[whatwg] Web Forms 2.0 - what does it extend , definition of same, relation to XForms, implementation reqs.

James Graham jg307 at cam.ac.uk
Tue Jan 4 07:29:16 PST 2005

Bill McCoy wrote:

>I find it odd that some WHATWG members argue that transmitting arbitrary XML
>data over the wire to clients is a bad idea (
>http://ln.hixie.ch/?start=1064828134&count=1 )given that the solutions
>already widely employed in Street HTML - encoding data in JavaScript arrays
>and other tricks - are so much less "Semantic Web" friendly. To pick an
>extreme example, Google folks admit that search-indexing a Gmail screen
>would be extremely challenging (they themselves index the raw data of
>course, but that's the whole point - it's much easier to process structured
>data before it's been compiled into a presentational form that is partially
>programmatic code). The WHATWG proposals to promote scripting, rather than
>declarative markup, as the basis of forms data binding and validation, and
>to dispense with an XML-based data model separate from presentation, would
>seem likely to worsen this situation by leading to more Gmail-like
>JavaScript-centric web applications.
It's not only an extreme example, it's a terrible example. Google have 
repeatedly shown that they have no interest in using the semantics 
available in HTML, let alone whatever additional complexity is provided 
by XForms - just see any Google search results page. This is clearly not 
an inability to understand the benefit to the client of good markup and 
so must be a conscious decision on the part of Google. So the fact that 
GMail is hard to index is just as likely evidence of malice as it is 
evidence that better data/presentation separation is needed.

Even allowing that your example is misguided, I'm not sure I believe the 
rest of the argument either. In order to believe that HTML should be 
starved in order that XForms should flourish, you have to take the 
position that there will be a migration to XForms (and XHTML) from HTML. 
In order to believe that this will offer a significant advantage to the 
semantics of the web, you have to believe that authors will tend to use 
the new features offered by XForms in the way that they are designed to 
be used. In practice, I'm thoroughly unconvinced of the first and 
skeptical of the second.

At the moment, there is simply _no_ way of migrating away from "street" 
HTML. XHTML is fundamentally incompatible with "street" HTML because the 
processing requirements of HTML are satisfied by a negligible proportion 
of all HTML documents. XHTML is not supported in any meaningful way by 
the world's most commonly used web browser. There are few existing CMS 
solutions that are able to produce XHTML reliably, let alone arbitrary 
XML, and few users who understand the technical requirements of XML. The 
combination of all these factors makes it very hard to migrate away  
from HTML to anything that is not explicitly compatible with it.
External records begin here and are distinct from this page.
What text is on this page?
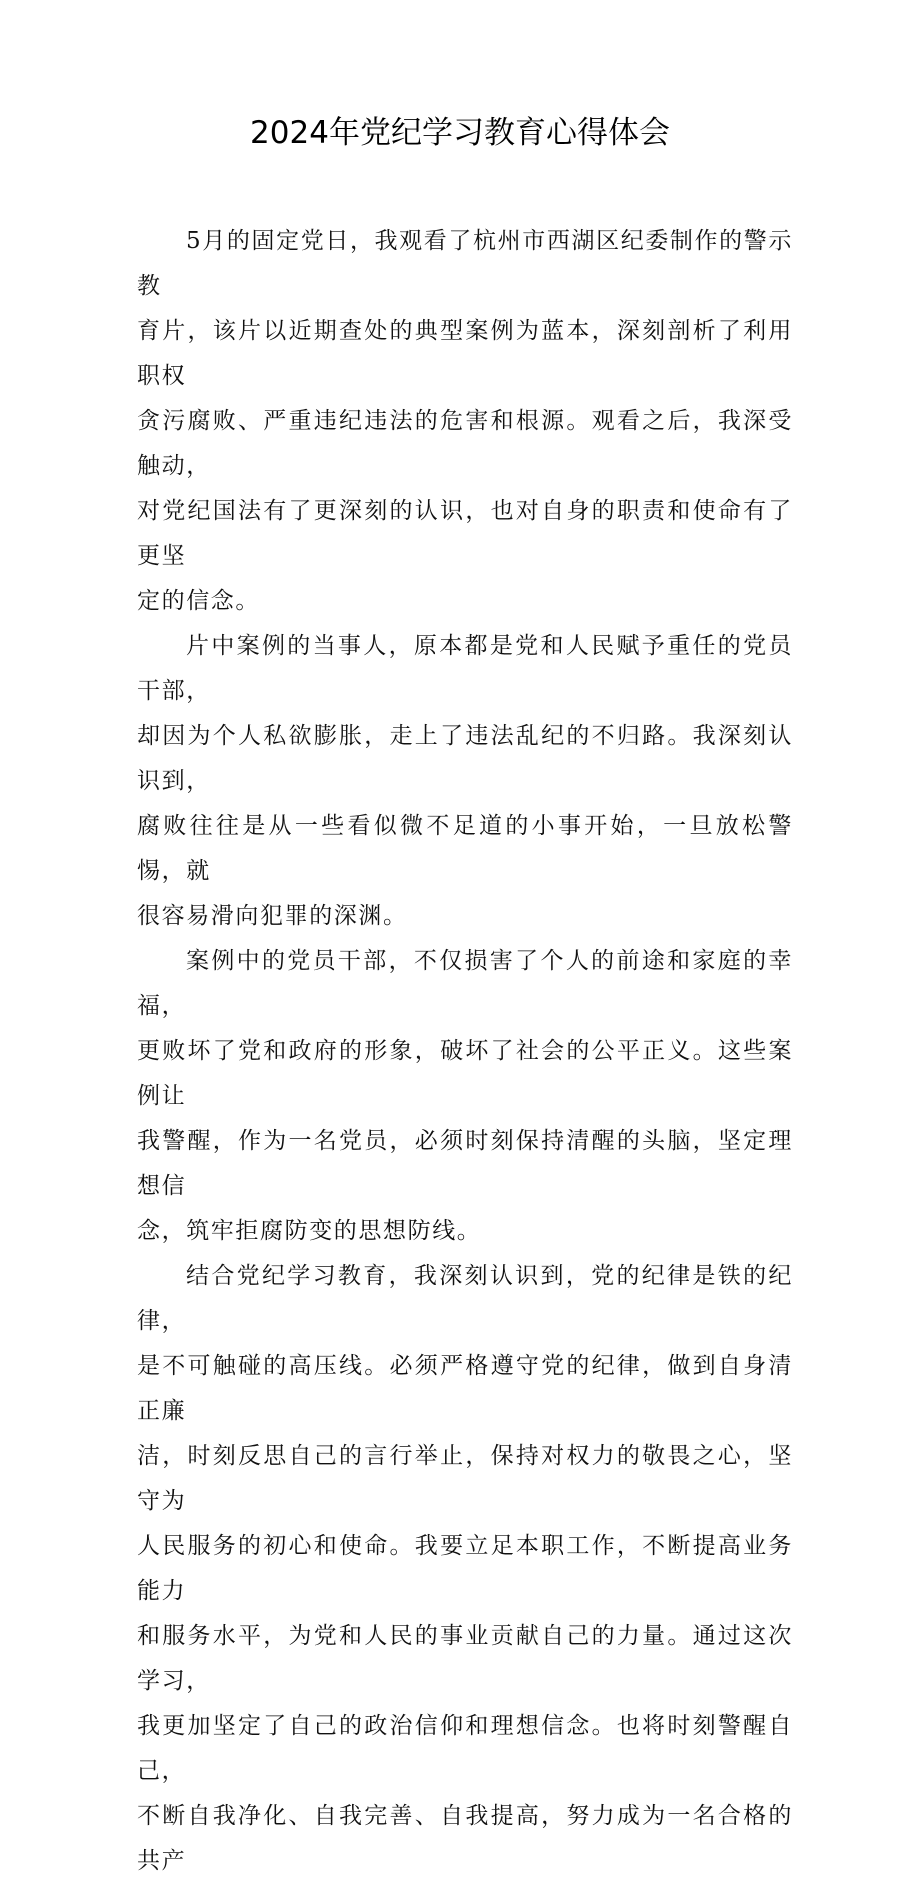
2024年党纪学习教育心得体会

5月的固定党日，我观看了杭州市西湖区纪委制作的警示教
育片，该片以近期查处的典型案例为蓝本，深刻剖析了利用职权
贪污腐败、严重违纪违法的危害和根源。观看之后，我深受触动，
对党纪国法有了更深刻的认识，也对自身的职责和使命有了更坚
定的信念。

片中案例的当事人，原本都是党和人民赋予重任的党员干部，
却因为个人私欲膨胀，走上了违法乱纪的不归路。我深刻认识到，
腐败往往是从一些看似微不足道的小事开始，一旦放松警惕，就
很容易滑向犯罪的深渊。

案例中的党员干部，不仅损害了个人的前途和家庭的幸福，
更败坏了党和政府的形象，破坏了社会的公平正义。这些案例让
我警醒，作为一名党员，必须时刻保持清醒的头脑，坚定理想信
念，筑牢拒腐防变的思想防线。

结合党纪学习教育，我深刻认识到，党的纪律是铁的纪律，
是不可触碰的高压线。必须严格遵守党的纪律，做到自身清正廉
洁，时刻反思自己的言行举止，保持对权力的敬畏之心，坚守为
人民服务的初心和使命。我要立足本职工作，不断提高业务能力
和服务水平，为党和人民的事业贡献自己的力量。通过这次学习，
我更加坚定了自己的政治信仰和理想信念。也将时刻警醒自己，
不断自我净化、自我完善、自我提高，努力成为一名合格的共产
Even if people could migrate away from HTML, it is doubtful that they 
would suddenly learn the benefits of sending semantic documents over the 
wire, nor the ability to understand complex specifications well enough 
that they would produce high-quality documents. I would expect that in 
XForms, as in HTML, if there is a way to hack a solution that 
looks/works as expected then authors will use that at least as often as 
they use the neat solution provided by the language.
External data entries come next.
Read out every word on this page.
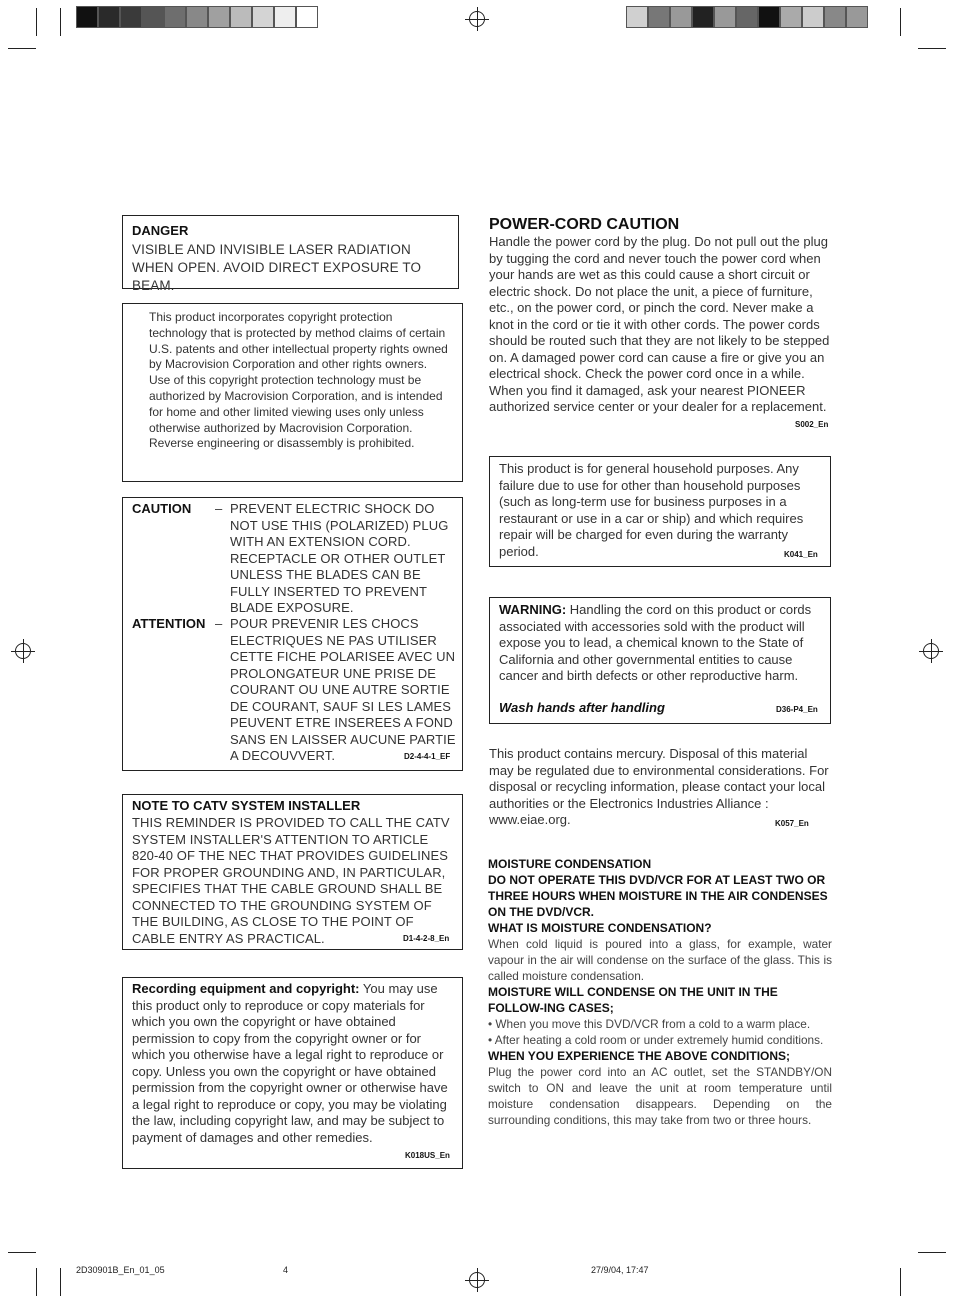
DANGER
VISIBLE AND INVISIBLE LASER RADIATION WHEN OPEN. AVOID DIRECT EXPOSURE TO BEAM.
This product incorporates copyright protection technology that is protected by method claims of certain U.S. patents and other intellectual property rights owned by Macrovision Corporation and other rights owners. Use of this copyright protection technology must be authorized by Macrovision Corporation, and is intended for home and other limited viewing uses only unless otherwise authorized by Macrovision Corporation. Reverse engineering or disassembly is prohibited.
CAUTION – PREVENT ELECTRIC SHOCK DO NOT USE THIS (POLARIZED) PLUG WITH AN EXTENSION CORD. RECEPTACLE OR OTHER OUTLET UNLESS THE BLADES CAN BE FULLY INSERTED TO PREVENT BLADE EXPOSURE.
ATTENTION – POUR PREVENIR LES CHOCS ELECTRIQUES NE PAS UTILISER CETTE FICHE POLARISEE AVEC UN PROLONGATEUR UNE PRISE DE COURANT OU UNE AUTRE SORTIE DE COURANT, SAUF SI LES LAMES PEUVENT ETRE INSEREES A FOND SANS EN LAISSER AUCUNE PARTIE A DECOUVVERT.	D2-4-4-1_EF
NOTE TO CATV SYSTEM INSTALLER
THIS REMINDER IS PROVIDED TO CALL THE CATV SYSTEM INSTALLER'S ATTENTION TO ARTICLE 820-40 OF THE NEC THAT PROVIDES GUIDELINES FOR PROPER GROUNDING AND, IN PARTICULAR, SPECIFIES THAT THE CABLE GROUND SHALL BE CONNECTED TO THE GROUNDING SYSTEM OF THE BUILDING, AS CLOSE TO THE POINT OF CABLE ENTRY AS PRACTICAL.	D1-4-2-8_En
Recording equipment and copyright: You may use this product only to reproduce or copy materials for which you own the copyright or have obtained permission to copy from the copyright owner or for which you otherwise have a legal right to reproduce or copy. Unless you own the copyright or have obtained permission from the copyright owner or otherwise have a legal right to reproduce or copy, you may be violating the law, including copyright law, and may be subject to payment of damages and other remedies.
K018US_En
POWER-CORD CAUTION
Handle the power cord by the plug. Do not pull out the plug by tugging the cord and never touch the power cord when your hands are wet as this could cause a short circuit or electric shock. Do not place the unit, a piece of furniture, etc., on the power cord, or pinch the cord. Never make a knot in the cord or tie it with other cords. The power cords should be routed such that they are not likely to be stepped on. A damaged power cord can cause a fire or give you an electrical shock. Check the power cord once in a while. When you find it damaged, ask your nearest PIONEER authorized service center or your dealer for a replacement.
S002_En
This product is for general household purposes. Any failure due to use for other than household purposes (such as long-term use for business purposes in a restaurant or use in a car or ship) and which requires repair will be charged for even during the warranty period.	K041_En
WARNING: Handling the cord on this product or cords associated with accessories sold with the product will expose you to lead, a chemical known to the State of California and other governmental entities to cause cancer and birth defects or other reproductive harm.
Wash hands after handling	D36-P4_En
This product contains mercury. Disposal of this material may be regulated due to environmental considerations. For disposal or recycling information, please contact your local authorities or the Electronics Industries Alliance : www.eiae.org.	K057_En
MOISTURE CONDENSATION
DO NOT OPERATE THIS DVD/VCR FOR AT LEAST TWO OR THREE HOURS WHEN MOISTURE IN THE AIR CONDENSES ON THE DVD/VCR.
WHAT IS MOISTURE CONDENSATION?
When cold liquid is poured into a glass, for example, water vapour in the air will condense on the surface of the glass. This is called moisture condensation.
MOISTURE WILL CONDENSE ON THE UNIT IN THE FOLLOW-ING CASES;
• When you move this DVD/VCR from a cold to a warm place.
• After heating a cold room or under extremely humid conditions.
WHEN YOU EXPERIENCE THE ABOVE CONDITIONS;
Plug the power cord into an AC outlet, set the STANDBY/ON switch to ON and leave the unit at room temperature until moisture condensation disappears. Depending on the surrounding conditions, this may take from two or three hours.
2D30901B_En_01_05	4	27/9/04, 17:47
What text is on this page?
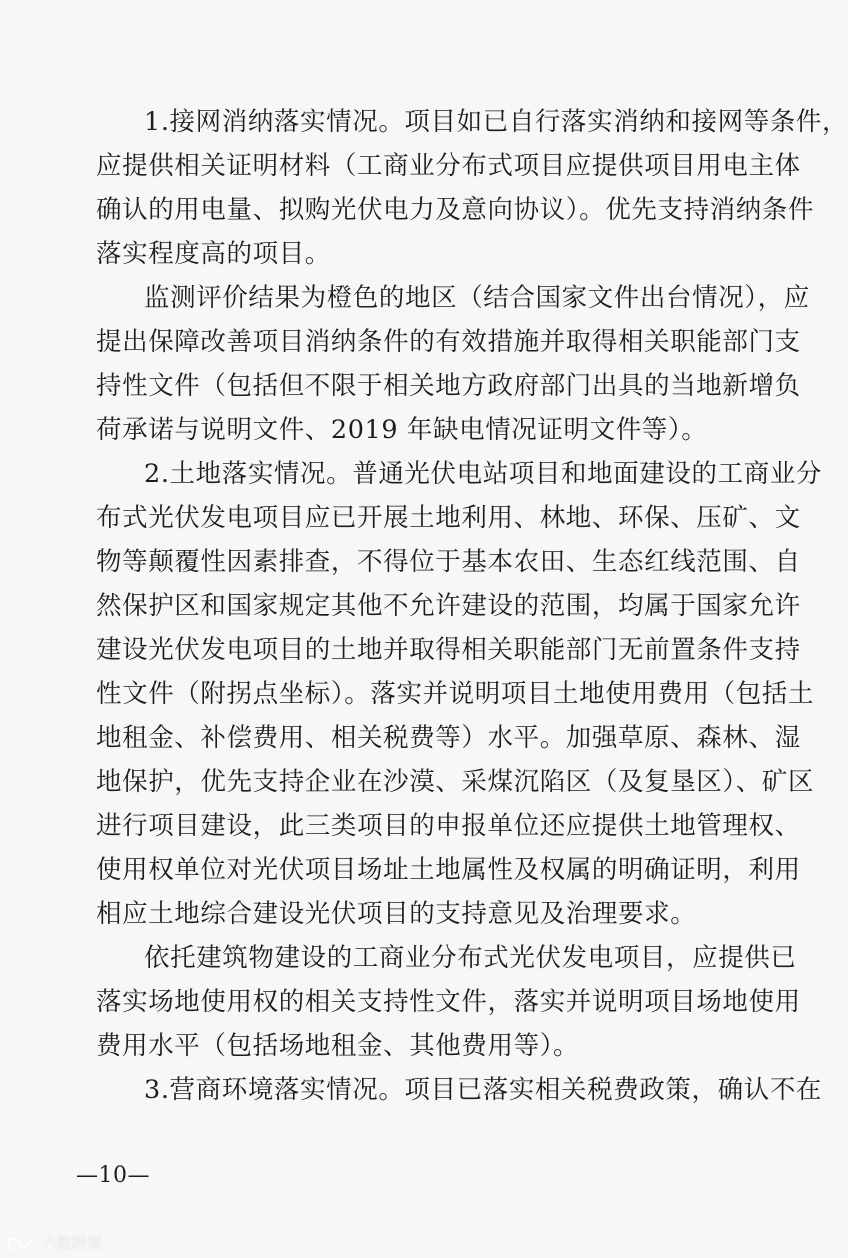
1.接网消纳落实情况。项目如已自行落实消纳和接网等条件，
应提供相关证明材料（工商业分布式项目应提供项目用电主体
确认的用电量、拟购光伏电力及意向协议）。优先支持消纳条件
落实程度高的项目。
监测评价结果为橙色的地区（结合国家文件出台情况），应
提出保障改善项目消纳条件的有效措施并取得相关职能部门支
持性文件（包括但不限于相关地方政府部门出具的当地新增负
荷承诺与说明文件、2019 年缺电情况证明文件等）。
2.土地落实情况。普通光伏电站项目和地面建设的工商业分
布式光伏发电项目应已开展土地利用、林地、环保、压矿、文
物等颠覆性因素排查，不得位于基本农田、生态红线范围、自
然保护区和国家规定其他不允许建设的范围，均属于国家允许
建设光伏发电项目的土地并取得相关职能部门无前置条件支持
性文件（附拐点坐标）。落实并说明项目土地使用费用（包括土
地租金、补偿费用、相关税费等）水平。加强草原、森林、湿
地保护，优先支持企业在沙漠、采煤沉陷区（及复垦区）、矿区
进行项目建设，此三类项目的申报单位还应提供土地管理权、
使用权单位对光伏项目场址土地属性及权属的明确证明，利用
相应土地综合建设光伏项目的支持意见及治理要求。
依托建筑物建设的工商业分布式光伏发电项目，应提供已
落实场地使用权的相关支持性文件，落实并说明项目场地使用
费用水平（包括场地租金、其他费用等）。
3.营商环境落实情况。项目已落实相关税费政策，确认不在
—10—
六散跨境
The major advantages of the WHATWG specs over XHTML/XForms are
1) Backward compatibility. They can be used in situations where there is 
existing content that must be integrated and a limited migration budget 
(i.e. most real world situations)
2) Limited additional complexity. Because Web Forms 2 is close to HTML 4 
and, in particular, because it does not switch to a model in which 
everything is done declaratively, it is familiar to existing authors 
and, as a consequence, is more likely to be understood, adopted, and 
used in a way compatible with the specification.